Mathias Dandine est ainsi devenu l’homme qui réveille les belles endormies. Dans la zone d’influence marseillaise, La Magdeleine, bastide XVIIIe au pied de la Sainte Baume, vit à l’écart du village, dans un parc aux platanes majestueux. Bourrelly règne au cœur du sien, à vingt minutes d’Aix. Une institution comme on dit. De Roger Bourrelly et sa sœur Élise, à Franca, Gérard et Thomas Ottaviani, ses derniers propriétaires, trois générations de la même famille y ont maintenu une cuisine de tradition, du lapin à la royale au dos de loup à l’estragon.
Mathias apporte un souffle nouveau. Le restaurant a ouvert mi août et j’ai retrouvé aussitôt la créativité de ce chef bon vivant qui ne s’éloigne jamais de ses fondamentaux culturels et culinaires. Le dîner que j’ai fait peu après l’ouverture de la Bastide indiquait clairement la voie choisie, une partition calme mais aiguisée, attentive aux proches terroirs, du pays d’Aix aux étendues de Camargue ou aux calanques de Méditerranée.
D’une délicieuse fleur de courgette farcie de crabe, citron et marjolaine, crème de courgette et velouté «d’une marinière» ou dans l’accord osé mais délicat du taureau AOC et de l’anguille fumée dans une tartelette, râpée de poutargue et vinaigrette d’herbes, il ouvre le jeu, affine, surprend et donne le beau rôle aux légumes. Il marie sériole grillée, artichaut frit au citron confit et agnolotti d’artichaut, jus de barigoule à l’huile d’olive et rend un plat plus gourmand qu’attendu avec les côtes de carré d’agneau rôti à la sauge, cocos et girolles en mijotée à la tomate, caillette de «mémé Victoria». Le rythme sera tenu jusqu’aux desserts grâce au cannois Jean-Baptiste Gély, chef pâtissier avec l’accord subtil, fragile, du cassis vanillé et opaline et du citron givré au pastis, fenouil sauvage ou, plus apaisé, de l’abricot de Provence, crémeux à la vanille et du granité riz au lait aux amandes.
Cette transfiguration de Bourrelly est réjouissante à plus d’un titre et on y retrouve le cours de son histoire. C’est «Dandine et les siens». Comme Alexandre Léard, son compagnon de route, le seconde à La Magdeleine, Guillaume Lemelle co-signe la carte de la Bastide. Il était déjà à ses côtés au Saint-Estève (Le Tholonet), ancien notamment de Dimitri Droisneau à La Villa Madie (Cassis), de Philippe Mille aux Crayères (Reims), d’Arnaud Lallement à L’Assiette Champenoise (Tinqueux) et de Jean-Marc Banzo au Clos de la Violette (Aix-en-Provence) et confirme son talent.

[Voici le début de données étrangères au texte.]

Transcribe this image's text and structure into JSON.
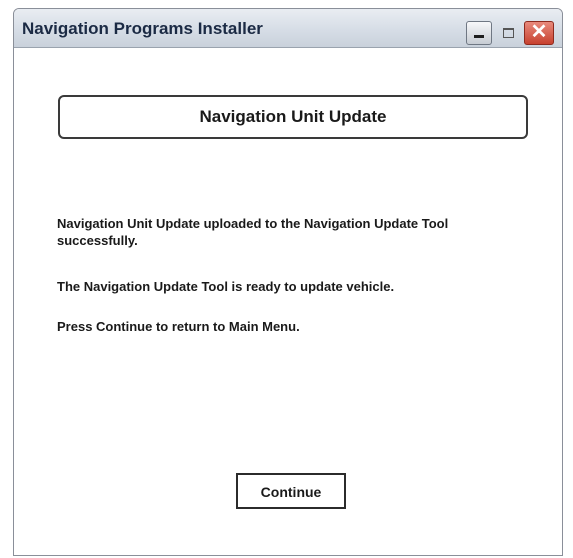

Dans la salle au décor lumineux et sur la terrasse à l’ombre des platanes où le service, déjà en place, est plein d’attention, on comprend que La Bastide n’est pas une «deuxième adresse» mais une destination gastronomique à part entière. En attendant d’autres projets, non loin de Marseille, Mathias de Cabriès ou Mathias de Gémenos, à quelques lieues de distance, revendique la cuisine de sa région et en interprète chaque territoire. L’enfant qui débutait auprès de son père à L’Escoundudo, à Bormes-les-Mimosas (son prénom, Max, est gravé sur la lame des couteaux de la Bastide) poursuit ainsi son enracinement provençal et a bien mérité le GaultMillau d’Or qu’il vient de recevoir. Tradition, création, transmission, il est bien un passeur de Provences.
(1) Mathias Dandine est associé avec Serge Perottino, maire du village de Cadolive Le groupe Perottino est spécialisé notamment dans la promotion immobilière et l’hôtellerie. La rénovation de l’hôtel (16 chambres et suites) est en cours et en offrira 30 cet hiver. Piscine, spa.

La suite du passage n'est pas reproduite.